Sono trascorsi più di dieci anni da quel drammatico 22 luglio 2011, giorno in cui Anders Behring Breivik uccise 77 persone e ne ferì un centinaio in due attacchi terroristici a Utoya e Oslo. Il killer sta scontando la condanna a 21 anni di detenzione, la massima prevista in Norvegia, nel carcere di massima sicurezza di Skien: eppure continua a tormentare i sopravvissuti e i parenti delle vittime della sua follia omicida.

Lo fa attraverso delle lettere in cui inneggia al ‘potere bianco’ e riporta passaggi del delirante ‘manifesto’ da lui stesso ideato prima delle stragi. A denunciare la vicenda è il leader del Comitato di supporto ai sopravvissuti, Lisbeth Royneland, che nell’attentato ha perso la figlia.

Breivik, dal 2016 ad oggi, avrebbe inviato e ricevuto circa tremila missive.

Una situazione ‘inaccetabile’

Royneland ha definito “inaccettabile” che l’assassino possa inviare simili lettere mentre è in stato di detenzione. Ha quindi lanciato un appello alle autorità affinché non gli sia più concesso, secondo quanto riportato dal sito dell’emittente norvegese Nrk. “Sono veri e propri atti di intimidazione, vuole farci sapere che è lì e che dobbiamo avere paura” ha dichiarato.

Breivik ha inviato delle copie della stessa lettera- scritta a mano con lettere maiuscole- anche alla stessa leader del comitato e al deputato laburista Torbjorn Vereide. “Mi aspetto che le autorità riconsiderino il caso e vedano cosa si può fare per fermarlo. E che entrino in contatto con le persone colpite che sono sulla lista degli indirizzi del terrorista” ha sottolineato Royneland.

Il terrorista di estrema destra avrebbe anche diversi seguaci nel mondo, persone pronte ad appoggiare le sue idee: “Proprio per questo non dovrebbe essere consentito a Breivik di spedire questo materiale” ha aggiunto.

Le reazioni

La vicenda sta alimentando il dibattito politico in cui è intervenuto anche il direttore dell’Istituto norvegese per i diritti umani Vidar Stromme. Secondo Stromme è importante che si possa godere della libertà di espressione anche in carcere. “È un principio fondamentale, ma nelle carceri di massima sicurezza credo debba essere limitato se rappresenta una istigazione alla violenza o un pericolo per la sicurezza o l’incolumità di altri” ha dichiarato.

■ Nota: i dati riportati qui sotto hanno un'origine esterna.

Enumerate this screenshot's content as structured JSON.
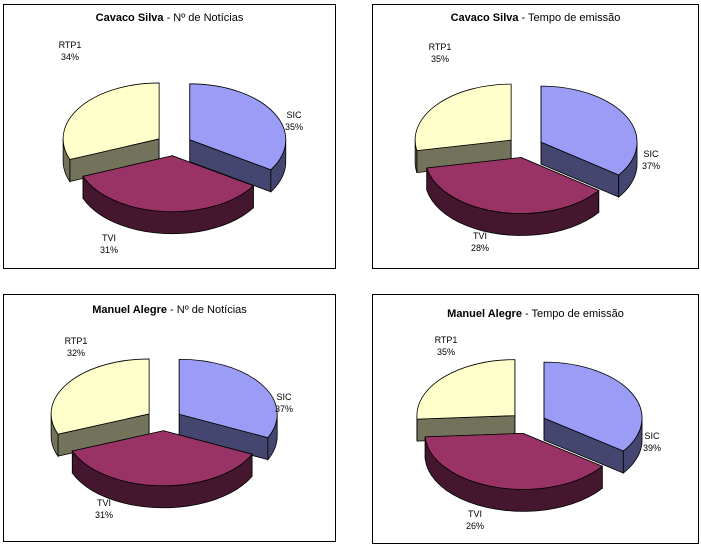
{
  "chart_data": [
    {
      "type": "pie",
      "title_bold": "Cavaco Silva",
      "title_rest": " - Nº de Notícias",
      "categories": [
        "RTP1",
        "SIC",
        "TVI"
      ],
      "values": [
        34,
        35,
        31
      ],
      "labels": [
        "34%",
        "35%",
        "31%"
      ],
      "colors": [
        "#9a9cf6",
        "#993366",
        "#ffffcc"
      ],
      "exploded": true,
      "three_d": true
    },
    {
      "type": "pie",
      "title_bold": "Cavaco Silva",
      "title_rest": " - Tempo de emissão",
      "categories": [
        "RTP1",
        "SIC",
        "TVI"
      ],
      "values": [
        35,
        37,
        28
      ],
      "labels": [
        "35%",
        "37%",
        "28%"
      ],
      "colors": [
        "#9a9cf6",
        "#993366",
        "#ffffcc"
      ],
      "exploded": true,
      "three_d": true
    },
    {
      "type": "pie",
      "title_bold": "Manuel Alegre",
      "title_rest": " - Nº de Notícias",
      "categories": [
        "RTP1",
        "SIC",
        "TVI"
      ],
      "values": [
        32,
        37,
        31
      ],
      "labels": [
        "32%",
        "37%",
        "31%"
      ],
      "colors": [
        "#9a9cf6",
        "#993366",
        "#ffffcc"
      ],
      "exploded": true,
      "three_d": true
    },
    {
      "type": "pie",
      "title_bold": "Manuel Alegre",
      "title_rest": " - Tempo de emissão",
      "categories": [
        "RTP1",
        "SIC",
        "TVI"
      ],
      "values": [
        35,
        39,
        26
      ],
      "labels": [
        "35%",
        "39%",
        "26%"
      ],
      "colors": [
        "#9a9cf6",
        "#993366",
        "#ffffcc"
      ],
      "exploded": true,
      "three_d": true
    }
  ]
}
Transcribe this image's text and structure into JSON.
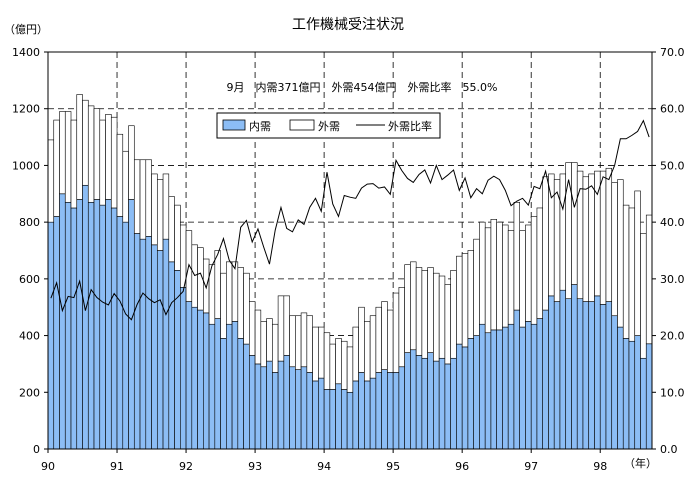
{
  "chart_data": {
    "type": "bar",
    "stacked": true,
    "title": "工作機械受注状況",
    "ylabel": "（億円）",
    "xlabel": "（年）",
    "ylim": [
      0,
      1400
    ],
    "y2lim": [
      0,
      70
    ],
    "yticks": [
      "0",
      "200",
      "400",
      "600",
      "800",
      "1000",
      "1200",
      "1400"
    ],
    "y2ticks": [
      "0.0",
      "10.0",
      "20.0",
      "30.0",
      "40.0",
      "50.0",
      "60.0",
      "70.0"
    ],
    "xticks": [
      "90",
      "91",
      "92",
      "93",
      "94",
      "95",
      "96",
      "97",
      "98"
    ],
    "grid": true,
    "legend": "top-center",
    "annotation": "9月　内需371億円　外需454億円　外需比率　55.0%",
    "x": [
      "1990-01",
      "1990-02",
      "1990-03",
      "1990-04",
      "1990-05",
      "1990-06",
      "1990-07",
      "1990-08",
      "1990-09",
      "1990-10",
      "1990-11",
      "1990-12",
      "1991-01",
      "1991-02",
      "1991-03",
      "1991-04",
      "1991-05",
      "1991-06",
      "1991-07",
      "1991-08",
      "1991-09",
      "1991-10",
      "1991-11",
      "1991-12",
      "1992-01",
      "1992-02",
      "1992-03",
      "1992-04",
      "1992-05",
      "1992-06",
      "1992-07",
      "1992-08",
      "1992-09",
      "1992-10",
      "1992-11",
      "1992-12",
      "1993-01",
      "1993-02",
      "1993-03",
      "1993-04",
      "1993-05",
      "1993-06",
      "1993-07",
      "1993-08",
      "1993-09",
      "1993-10",
      "1993-11",
      "1993-12",
      "1994-01",
      "1994-02",
      "1994-03",
      "1994-04",
      "1994-05",
      "1994-06",
      "1994-07",
      "1994-08",
      "1994-09",
      "1994-10",
      "1994-11",
      "1994-12",
      "1995-01",
      "1995-02",
      "1995-03",
      "1995-04",
      "1995-05",
      "1995-06",
      "1995-07",
      "1995-08",
      "1995-09",
      "1995-10",
      "1995-11",
      "1995-12",
      "1996-01",
      "1996-02",
      "1996-03",
      "1996-04",
      "1996-05",
      "1996-06",
      "1996-07",
      "1996-08",
      "1996-09",
      "1996-10",
      "1996-11",
      "1996-12",
      "1997-01",
      "1997-02",
      "1997-03",
      "1997-04",
      "1997-05",
      "1997-06",
      "1997-07",
      "1997-08",
      "1997-09",
      "1997-10",
      "1997-11",
      "1997-12",
      "1998-01",
      "1998-02",
      "1998-03",
      "1998-04",
      "1998-05",
      "1998-06",
      "1998-07",
      "1998-08",
      "1998-09"
    ],
    "series": [
      {
        "name": "内需",
        "type": "bar",
        "axis": "left",
        "color": "#8cbdf5",
        "values": [
          800,
          820,
          900,
          870,
          850,
          880,
          930,
          870,
          880,
          860,
          880,
          850,
          820,
          800,
          880,
          760,
          740,
          750,
          720,
          700,
          740,
          660,
          630,
          570,
          520,
          500,
          490,
          480,
          440,
          460,
          390,
          440,
          450,
          390,
          370,
          330,
          300,
          290,
          310,
          270,
          310,
          330,
          290,
          280,
          290,
          270,
          240,
          250,
          210,
          210,
          230,
          210,
          200,
          240,
          270,
          240,
          250,
          270,
          280,
          270,
          270,
          290,
          340,
          350,
          330,
          320,
          340,
          310,
          320,
          300,
          320,
          370,
          360,
          390,
          400,
          440,
          410,
          420,
          420,
          430,
          440,
          490,
          430,
          450,
          440,
          460,
          490,
          540,
          520,
          560,
          530,
          580,
          530,
          520,
          520,
          540,
          510,
          520,
          470,
          430,
          390,
          380,
          400,
          320,
          371
        ]
      },
      {
        "name": "外需",
        "type": "bar",
        "axis": "left",
        "color": "#ffffff",
        "values": [
          290,
          340,
          290,
          320,
          310,
          370,
          300,
          340,
          320,
          300,
          300,
          320,
          290,
          250,
          260,
          260,
          280,
          270,
          250,
          250,
          230,
          230,
          230,
          220,
          250,
          220,
          220,
          190,
          210,
          240,
          230,
          220,
          210,
          250,
          250,
          190,
          190,
          160,
          150,
          170,
          230,
          210,
          180,
          190,
          190,
          200,
          190,
          180,
          200,
          160,
          160,
          170,
          160,
          190,
          230,
          210,
          220,
          230,
          240,
          220,
          280,
          280,
          310,
          310,
          310,
          310,
          300,
          310,
          290,
          280,
          310,
          310,
          330,
          310,
          340,
          360,
          370,
          390,
          380,
          360,
          330,
          380,
          340,
          340,
          380,
          390,
          470,
          430,
          430,
          410,
          480,
          430,
          450,
          440,
          450,
          440,
          470,
          470,
          470,
          520,
          470,
          470,
          510,
          440,
          454
        ]
      },
      {
        "name": "外需比率",
        "type": "line",
        "axis": "right",
        "color": "#000000",
        "values": [
          26.6,
          29.3,
          24.4,
          26.9,
          26.7,
          29.6,
          24.4,
          28.1,
          26.7,
          25.9,
          25.4,
          27.4,
          26.1,
          23.8,
          22.8,
          25.5,
          27.5,
          26.5,
          25.8,
          26.3,
          23.7,
          25.8,
          26.7,
          27.8,
          32.5,
          30.6,
          31.0,
          28.4,
          32.3,
          34.3,
          37.1,
          33.3,
          31.8,
          39.1,
          40.3,
          36.5,
          38.8,
          35.6,
          32.6,
          38.6,
          42.6,
          38.9,
          38.3,
          40.4,
          39.6,
          42.6,
          44.2,
          41.9,
          48.8,
          43.2,
          41.0,
          44.7,
          44.4,
          44.2,
          46.0,
          46.7,
          46.8,
          46.0,
          46.2,
          44.9,
          50.9,
          49.1,
          47.7,
          47.0,
          48.4,
          49.2,
          46.9,
          50.0,
          47.5,
          48.3,
          49.2,
          45.6,
          47.8,
          44.3,
          45.9,
          45.0,
          47.4,
          48.1,
          47.5,
          45.6,
          42.9,
          43.7,
          44.2,
          43.0,
          46.3,
          45.9,
          49.0,
          44.3,
          45.3,
          42.3,
          47.5,
          42.6,
          45.9,
          45.8,
          46.4,
          44.9,
          48.0,
          47.5,
          50.0,
          54.7,
          54.7,
          55.3,
          56.0,
          57.9,
          55.0
        ]
      }
    ]
  }
}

Bloccare la corrispondenza di Breivik però non è così semplice. Il vice-direttore regionale del sistema carcerario Erling Fæste ha spiegato che l’invio delle lettere è permesso dalla legge “a meno che questo non significhi compiere dei reati.” Il penitenziario ha comunque promesso che si metterà in contatto con i destinatari per sapere se vogliono continuare a riceverle.

Ho un nodo allo stomaco. C’è qualcosa di assurdo in qualcuno che ti ha puntato un’arma contro, ha sparato e ha cercato di ucciderti, e ora ti manda una lettera” ha detto Vereide. Il deputato laburista però pensa che la libertà d’espressione debba essere comunque rispettata: “Anche se è stato doloroso ricevere una lettera come quella non dobbiamo lasciarci trascinare dall’emotività. Ho fatto quello che era giusto: l’ho fatta  a pezzi e l’ho buttata nel cestino” ha raccontato alla tv nazionale.

La vicenda

Il 22 luglio di dieci anni fa Anders Behring Breivik, all’epoca 32enne, riuscì a compiere il suo folle atto terroristico pianificato su due fronti. Il primo nella capitale Oslo, quando fece esplodere un’autobomba nella zona dei palazzi governativi provocando la morte di otto persone.

Il secondo, invece, sulla piccola isola di Utoya dove, arrivato con un’auto piena di armi, per più di un’ora sparò contro giovani militanti del partito Laburista, riuniti in quel luogo per un campus estivo. A morire furono 69 persone, la maggior parte ragazzi giovanissimi. Non si è mai pentito.